The FCC is the legal authority empowered to determine whether broadcast material depicts or describes something patently offensive or meets contemporary community standards.  The FCC primarily looks into three main factors to determine whether a material is patently offensive: a) whether the description or depiction of the material is explicit or graphic; b) whether the material is a lengthy repetition of descriptions or depictions of sexual or excretory organs; and c) whether the material described or appeared is used to create shock or excite.  The FCC rightfully balances all these factors while considering a material, because each case presents a mixture of all these possible factors.
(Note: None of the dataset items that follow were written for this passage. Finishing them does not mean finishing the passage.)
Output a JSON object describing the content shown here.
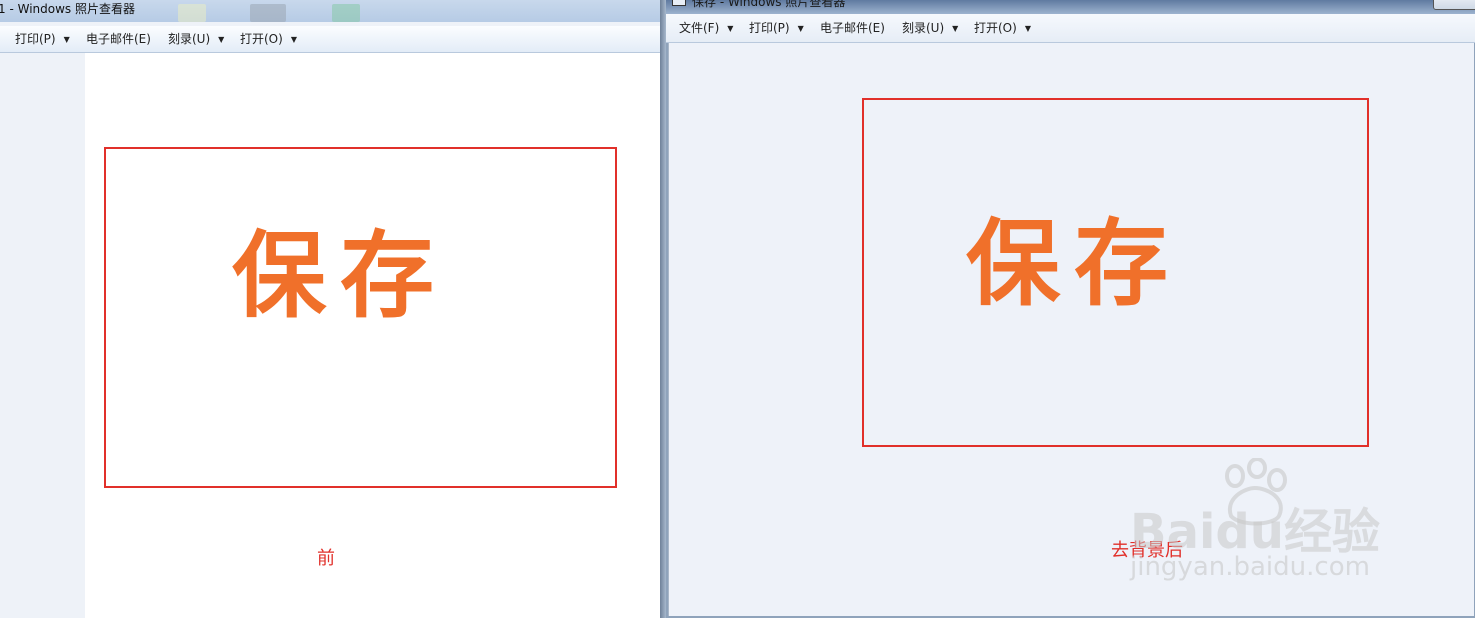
{
  "left_window": {
    "title": "1 - Windows 照片查看器",
    "menu": [
      {
        "label": "打印(P)",
        "dropdown": true
      },
      {
        "label": "电子邮件(E)",
        "dropdown": false
      },
      {
        "label": "刻录(U)",
        "dropdown": true
      },
      {
        "label": "打开(O)",
        "dropdown": true
      }
    ],
    "image_text": "保存",
    "caption": "前"
  },
  "right_window": {
    "title": "保存 - Windows 照片查看器",
    "menu": [
      {
        "label": "文件(F)",
        "dropdown": true
      },
      {
        "label": "打印(P)",
        "dropdown": true
      },
      {
        "label": "电子邮件(E)",
        "dropdown": false
      },
      {
        "label": "刻录(U)",
        "dropdown": true
      },
      {
        "label": "打开(O)",
        "dropdown": true
      }
    ],
    "image_text": "保存",
    "caption": "去背景后"
  },
  "watermark": {
    "logo": "Baidu经验",
    "url": "jingyan.baidu.com"
  },
  "icons": {
    "dropdown_arrow": "▼",
    "paw": "baidu-paw-icon"
  },
  "colors": {
    "accent_orange": "#f0702a",
    "frame_red": "#e1302a",
    "caption_red": "#e1302a"
  }
}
However, the United States Supreme Court has held that indecent material is protected under the First Amendment and therefore, cannot be banned entirely by the FCC.  As an impact of the Supreme Court ruling, the FCC has relaxed its restrictions to a great extent. Now, the FCC restricts broadcasting of indecent materials through air during times of the day when there is a reasonable risk that children may be in the audience.  The FCC restricts broadcasting of indecent material by prohibiting station licensees from broadcasting such materials during the period from 6 a.m. to 10 p.m., local time.

Highly offensive words are those words uttered in the context presented may in legal terms amount to a nuisance.  These offensive words are known as profane language.  The FCC has warned broadcasters that “F-Word” and those words which are as highly offensive as the “F-Word” are considered profane language cannot be broadcasted between 6 a.m. and 10 p.m.  However, the FCC has not completely banned the use of profane language, because profane language is also protected under the First Amendment.

The FCC has the authority to impose civil monetary penalties, deny a renewal application or revoke a license.  Moreover, anyone convicted in a federal court for any violations of the provisions of obscenity, indecency and profanity laws shall be subject to criminal fees or imprisonment for not more than two years.

In 2004 the FCC has taken action in 12 cases involving hundreds of thousands of complaints.  The FCC is stricter on enforcing penalties by proposing monetary penalties based on each indecent utterance in a broadcast, rather than proposing a single monetary penalty for the entire broadcast.

The FCC is however, very diligent and careful in seeing that there is no interference with broadcasters’ freedom of speech, prohibitions on censorship and the First Amendment protections of the United States.